B. Dalam Undang-Undang Nomor 13 Tahun 2022 tentang Perubahan Kedua atas Undang-Undang Nomor 12 Tahun 2011 tentang Pembentukan Peraturan Perundang-undangan

Pada Pasal 5 huruf a, huruf e, huruf f dan huruf g, yang menyatakan:
Dalam membentuk Peraturan Perundang-undangan harus dilakukan berdasarkan pada asas Pembentukan Peraturan Perundang-undangan yang baik, yang meliputi:
a. Kejelasan tujuan;
b. Kelembagaan atau pejabat pembentuk yang tepat;
c. Kesesuaian antara jenis, hierarki, dan materi muatan;
d. Dapat dilaksanakan;
e. Kedayagunaan dan kehasilgunaan;
f. Kejelasan rumusan;
g. Keterbukaan

Prinsip Partisipasi Masyarakat kemudian diperjelas dalam Pasal 96 yang menyatakan:
(1) Masyarakat berhak memberikan masukan secara lisan dan/ atau tertulis dalam setiap tahapan Pembentukan Peraturan Perundang-undangan.
(2) Pemberian masukan masyarakat sebagaimana dimaksud pada ayat (1) dilakukan secara daring dan/atau luring.
(3) Masyarakat sebagaimana dimaksud pada ayat (1) merupakan orang perseorangan atau kelompok orang yang terdampak langsung dan/atau mempunyai kepentingan atas materi muatan Rancangan Peraturan Perundang-undangan.
(4) Untuk memudahkan masyarakat dalam memberikan masukan sebagaimana dimaksud pada ayat (1), setiap Naskah Akademik dan/atau Rancangan Peraturan Perundang-undangan, dapat diakses dengan mudah oleh masyarakat.
(5) Dalam melaksanakan hak sebagaimana dimaksud pada ayat (1), pembentuk Peraturan Perundang- undangan menginformasikan kepada masyarakat tentang Pembentukan Peraturan Perundang- undangan.
(6) Untuk memenuhi hak sebagaimana dimaksud pada ayat (1), pembentuk Peraturan Perundang- undangan dapat melakukan kegiatan konsultasi publik melalui:
a. rapat dengar pendapat umum;
b. kunjungan kerja;
c. seminar, lokakarya, diskusi; dan/ atau
d. kegiatan konsultasi publik lainnya.
(7) Hasil kegiatan konsultasi publik sebagaimana dimaksud pada ayat (6) menjadi bahan pertimbangan dalam perencanaan, penyusunan, dan pembahasan Rancangan Peraturan Perundang-undangan.
(8) Pembentuk Peraturan Perundang-undangan dapat menjelaskan kepada masyarakat mengenai hasil pembahasan masukan masyarakat sebagaimana dimaksud pada ayat ( 1).
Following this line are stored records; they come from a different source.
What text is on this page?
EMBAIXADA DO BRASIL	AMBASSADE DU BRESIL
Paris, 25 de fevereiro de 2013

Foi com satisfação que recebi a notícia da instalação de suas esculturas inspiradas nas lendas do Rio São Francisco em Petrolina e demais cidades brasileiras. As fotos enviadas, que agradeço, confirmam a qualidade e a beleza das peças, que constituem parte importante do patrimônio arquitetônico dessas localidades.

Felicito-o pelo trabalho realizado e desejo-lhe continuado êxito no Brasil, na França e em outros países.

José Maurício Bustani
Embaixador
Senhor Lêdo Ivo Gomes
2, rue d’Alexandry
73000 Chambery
C. Dalam Konstitusi UUD NRI Tahun 1945
Kesempatan bagi masyarakat untuk berpartisipasi dalam pembentukan undang-undang sebenarnya juga merupakan pemenuhan amanat konstitusi yang menempatkan prinsip kedaulatan rakyat sebagai salah satu pilar utama bernegara sebagaimana tertuang dalam Pasal 1 ayat (2) UUD 1945. Lebih jauh lagi, partisipasi masyarakat juga dijamin sebagai hak-hak konstitusional berdasarkan Pasal 27 ayat (1) dan Pasal 28C ayat (2) UUD 1945 yang memberikan kesempatan bagi warga negara untuk turut serta dalam pemerintahan dan membangun masyarakat, bangsa, dan negara. Apabila pembentukan undang-undang dengan proses dan mekanisme yang justru menutup atau menjauhkan keterlibatan partisipasi masyarakat untuk turut serta mendiskusikan dan memperdebatkan isinya maka dapat dikatakan pembentukan undang-undang tersebut melanggar prinsip kedaulatan rakyat (people sovereignty).”

Implikasi Hukum Tidak Terpenuhinya Prinsip Partisipasi Masyarakat Yang Bermakna (Meaningful Participation).
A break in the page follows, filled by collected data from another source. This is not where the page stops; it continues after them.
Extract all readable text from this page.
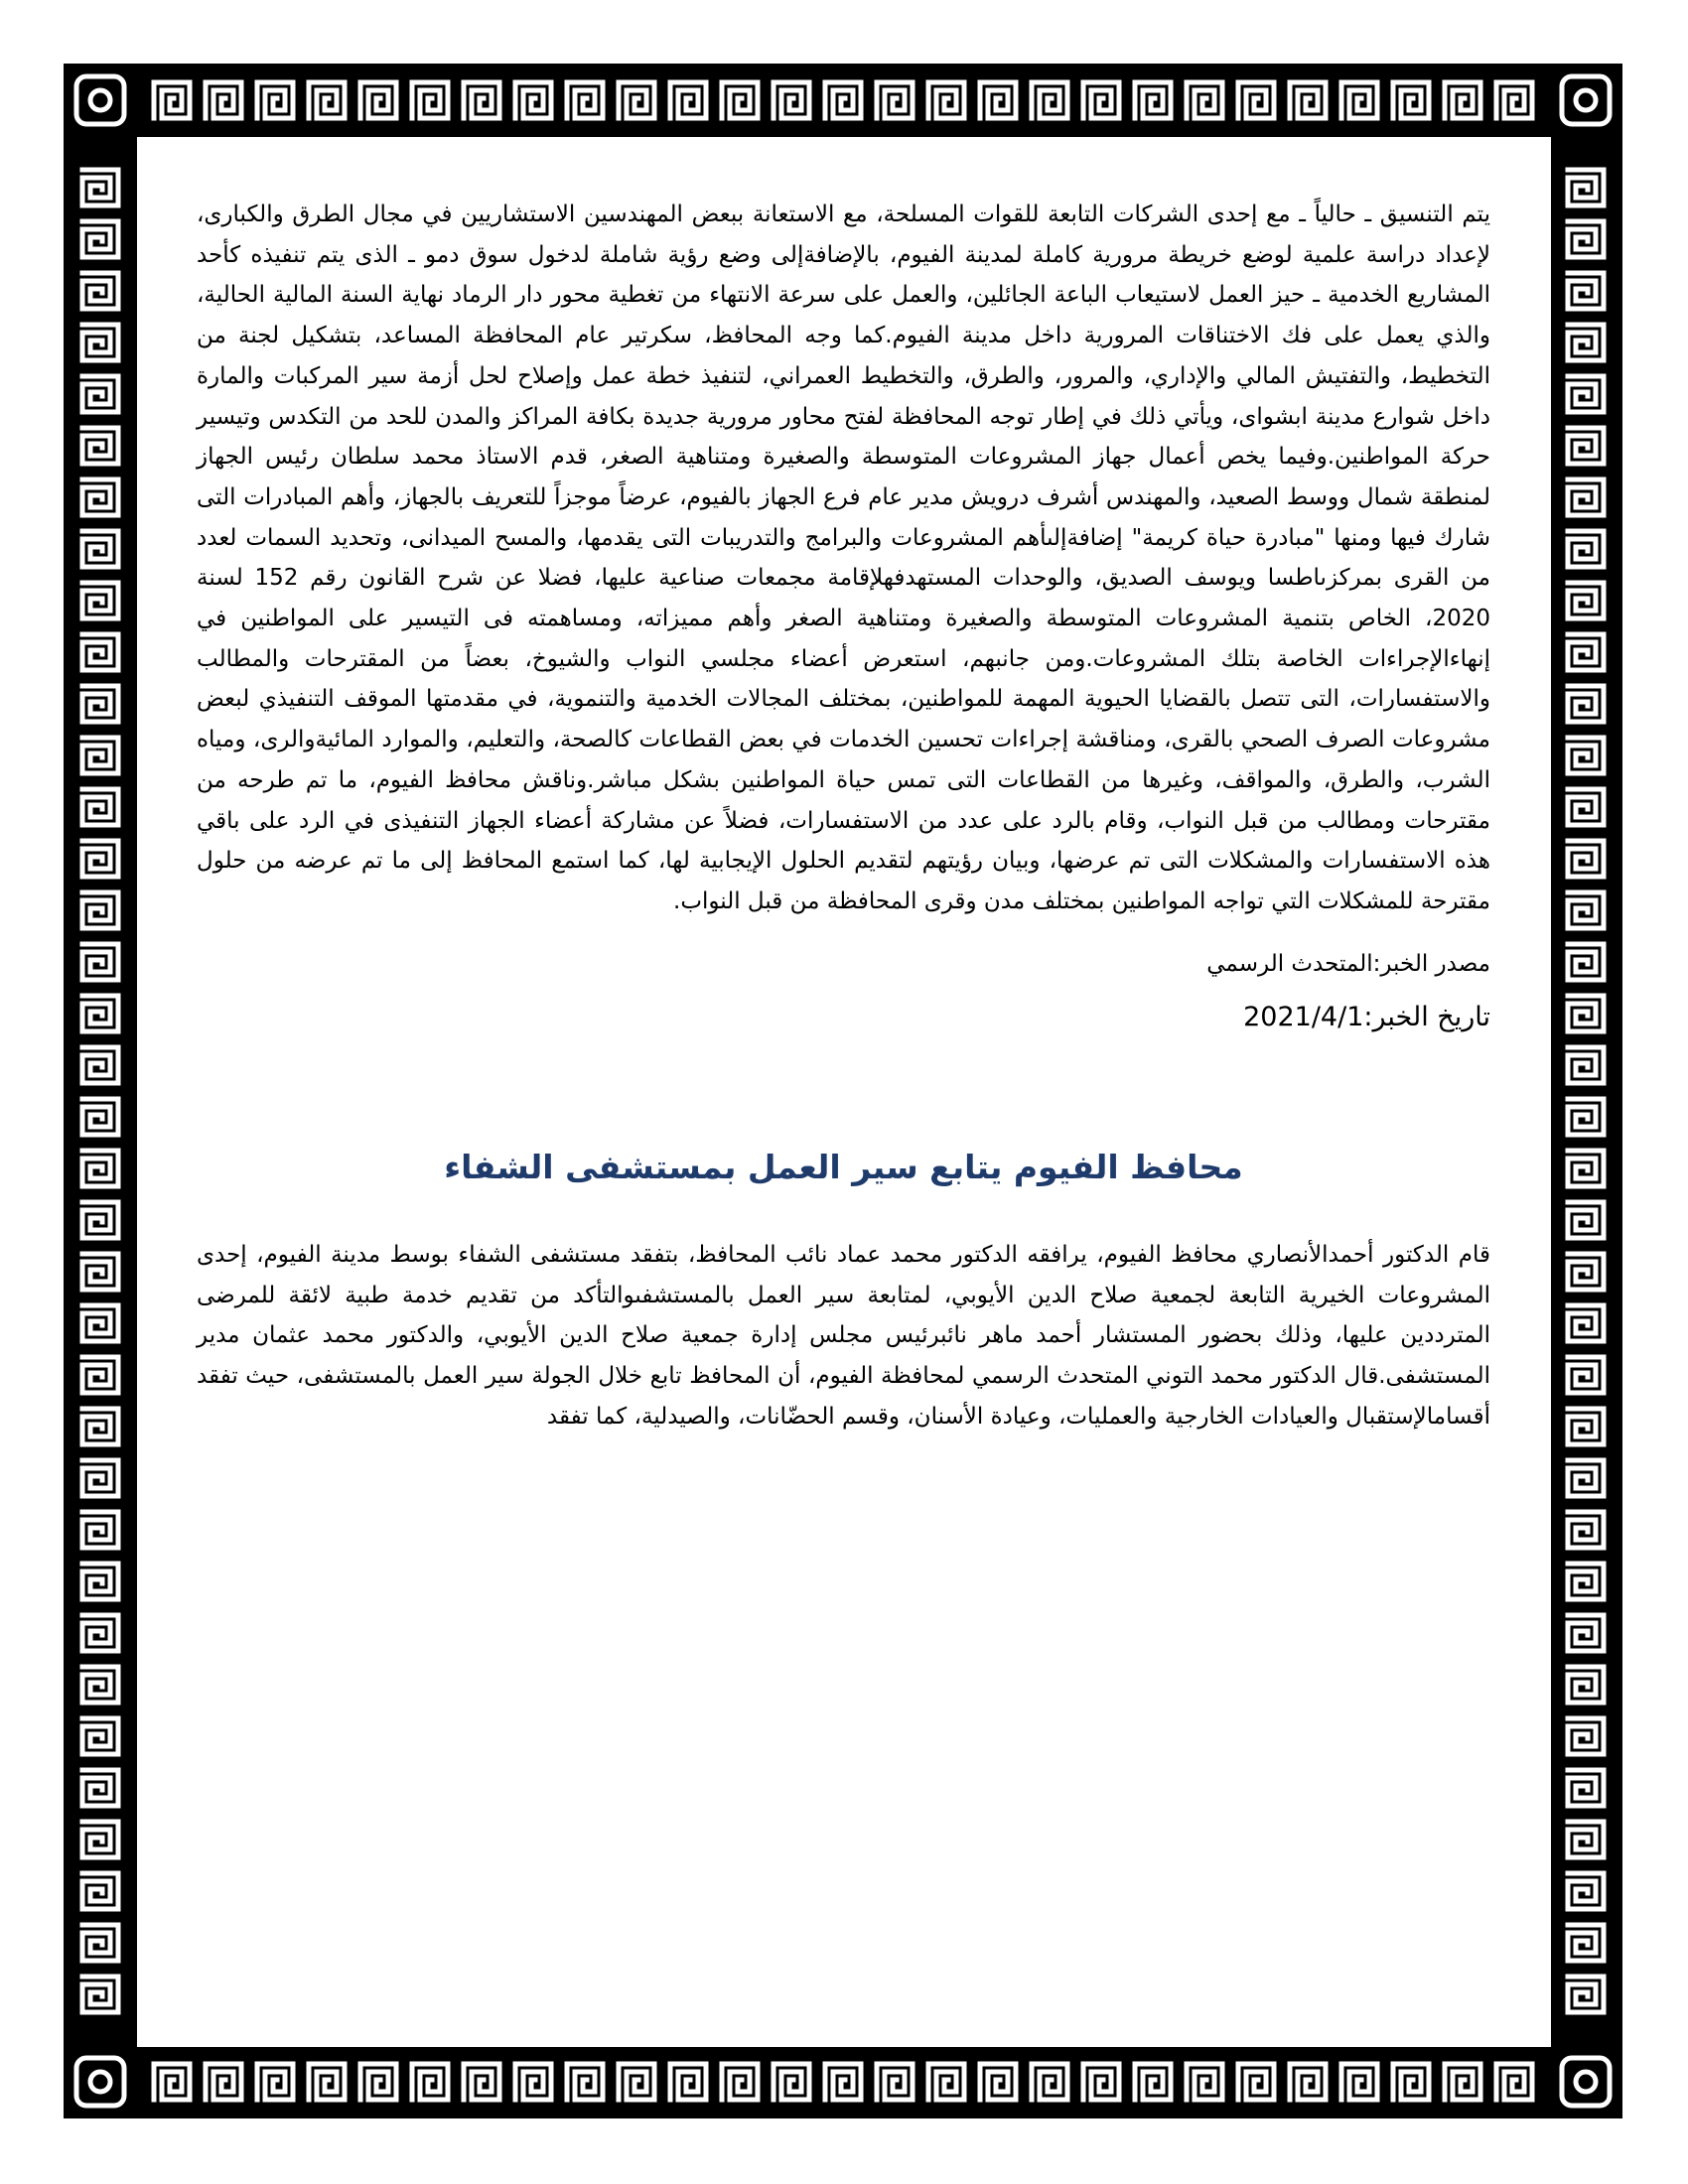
يتم التنسيق ـ حالياً ـ مع إحدى الشركات التابعة للقوات المسلحة، مع الاستعانة ببعض المهندسين الاستشاريين في مجال الطرق والكبارى، لإعداد دراسة علمية لوضع خريطة مرورية كاملة لمدينة الفيوم، بالإضافةإلى وضع رؤية شاملة لدخول سوق دمو ـ الذى يتم تنفيذه كأحد المشاريع الخدمية ـ حيز العمل لاستيعاب الباعة الجائلين، والعمل على سرعة الانتهاء من تغطية محور دار الرماد نهاية السنة المالية الحالية، والذي يعمل على فك الاختناقات المرورية داخل مدينة الفيوم.كما وجه المحافظ، سكرتير عام المحافظة المساعد، بتشكيل لجنة من التخطيط، والتفتيش المالي والإداري، والمرور، والطرق، والتخطيط العمراني، لتنفيذ خطة عمل وإصلاح لحل أزمة سير المركبات والمارة داخل شوارع مدينة ابشواى، ويأتي ذلك في إطار توجه المحافظة لفتح محاور مرورية جديدة بكافة المراكز والمدن للحد من التكدس وتيسير حركة المواطنين.وفيما يخص أعمال جهاز المشروعات المتوسطة والصغيرة ومتناهية الصغر، قدم الاستاذ محمد سلطان رئيس الجهاز لمنطقة شمال ووسط الصعيد، والمهندس أشرف درويش مدير عام فرع الجهاز بالفيوم، عرضاً موجزاً للتعريف بالجهاز، وأهم المبادرات التى شارك فيها ومنها "مبادرة حياة كريمة" إضافةإلىأهم المشروعات والبرامج والتدريبات التى يقدمها، والمسح الميدانى، وتحديد السمات لعدد من القرى بمركزىاطسا ويوسف الصديق، والوحدات المستهدفهلإقامة مجمعات صناعية عليها، فضلا عن شرح القانون رقم 152 لسنة 2020، الخاص بتنمية المشروعات المتوسطة والصغيرة ومتناهية الصغر وأهم مميزاته، ومساهمته فى التيسير على المواطنين في إنهاءالإجراءات الخاصة بتلك المشروعات.ومن جانبهم، استعرض أعضاء مجلسي النواب والشيوخ، بعضاً من المقترحات والمطالب والاستفسارات، التى تتصل بالقضايا الحيوية المهمة للمواطنين، بمختلف المجالات الخدمية والتنموية، في مقدمتها الموقف التنفيذي لبعض مشروعات الصرف الصحي بالقرى، ومناقشة إجراءات تحسين الخدمات في بعض القطاعات كالصحة، والتعليم، والموارد المائيةوالرى، ومياه الشرب، والطرق، والمواقف، وغيرها من القطاعات التى تمس حياة المواطنين بشكل مباشر.وناقش محافظ الفيوم، ما تم طرحه من مقترحات ومطالب من قبل النواب، وقام بالرد على عدد من الاستفسارات، فضلاً عن مشاركة أعضاء الجهاز التنفيذى في الرد على باقي هذه الاستفسارات والمشكلات التى تم عرضها، وبيان رؤيتهم لتقديم الحلول الإيجابية لها، كما استمع المحافظ إلى ما تم عرضه من حلول مقترحة للمشكلات التي تواجه المواطنين بمختلف مدن وقرى المحافظة من قبل النواب.

مصدر الخبر:المتحدث الرسمي

تاريخ الخبر:2021/4/1

محافظ الفيوم يتابع سير العمل بمستشفى الشفاء

قام الدكتور أحمدالأنصاري محافظ الفيوم، يرافقه الدكتور محمد عماد نائب المحافظ، بتفقد مستشفى الشفاء بوسط مدينة الفيوم، إحدى المشروعات الخيرية التابعة لجمعية صلاح الدين الأيوبي، لمتابعة سير العمل بالمستشفىوالتأكد من تقديم خدمة طبية لائقة للمرضى المترددين عليها، وذلك بحضور المستشار أحمد ماهر نائبرئيس مجلس إدارة جمعية صلاح الدين الأيوبي، والدكتور محمد عثمان مدير المستشفى.قال الدكتور محمد التوني المتحدث الرسمي لمحافظة الفيوم، أن المحافظ تابع خلال الجولة سير العمل بالمستشفى، حيث تفقد أقسامالإستقبال والعيادات الخارجية والعمليات، وعيادة الأسنان، وقسم الحضّانات، والصيدلية، كما تفقد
Mekanisme pembuktian bahwa suatu pembentukan undang-undang tidak memenuhi syarat formil seperti prinsip partisipasi masyarakat yang bermakna (Meaningful Participation) dapat dilakukan pengujian oleh Mahkamah Konstitusi. Dalam konsepsi pengujian, hak menguji dibagi menjadi dua bentuk. Hak menguji formal (formele toetsubfsrecht) melihat keabsahan prosedur pembentukan rancangan undang-undang itu dilakukan. Kemudian kedua, hak menguji material (materiele toetsingsrecht),

Legitimasi Mahkmah Konstitusi untuk melakukan pengujian formil diatur dalam ketentuan peraturan perundang-undangan Pasal 53 ayat 3 huruf a Undang-Undang Mahkamah Konstitusi dan beberapa jurisprudensi Mahkamah Konstitusi.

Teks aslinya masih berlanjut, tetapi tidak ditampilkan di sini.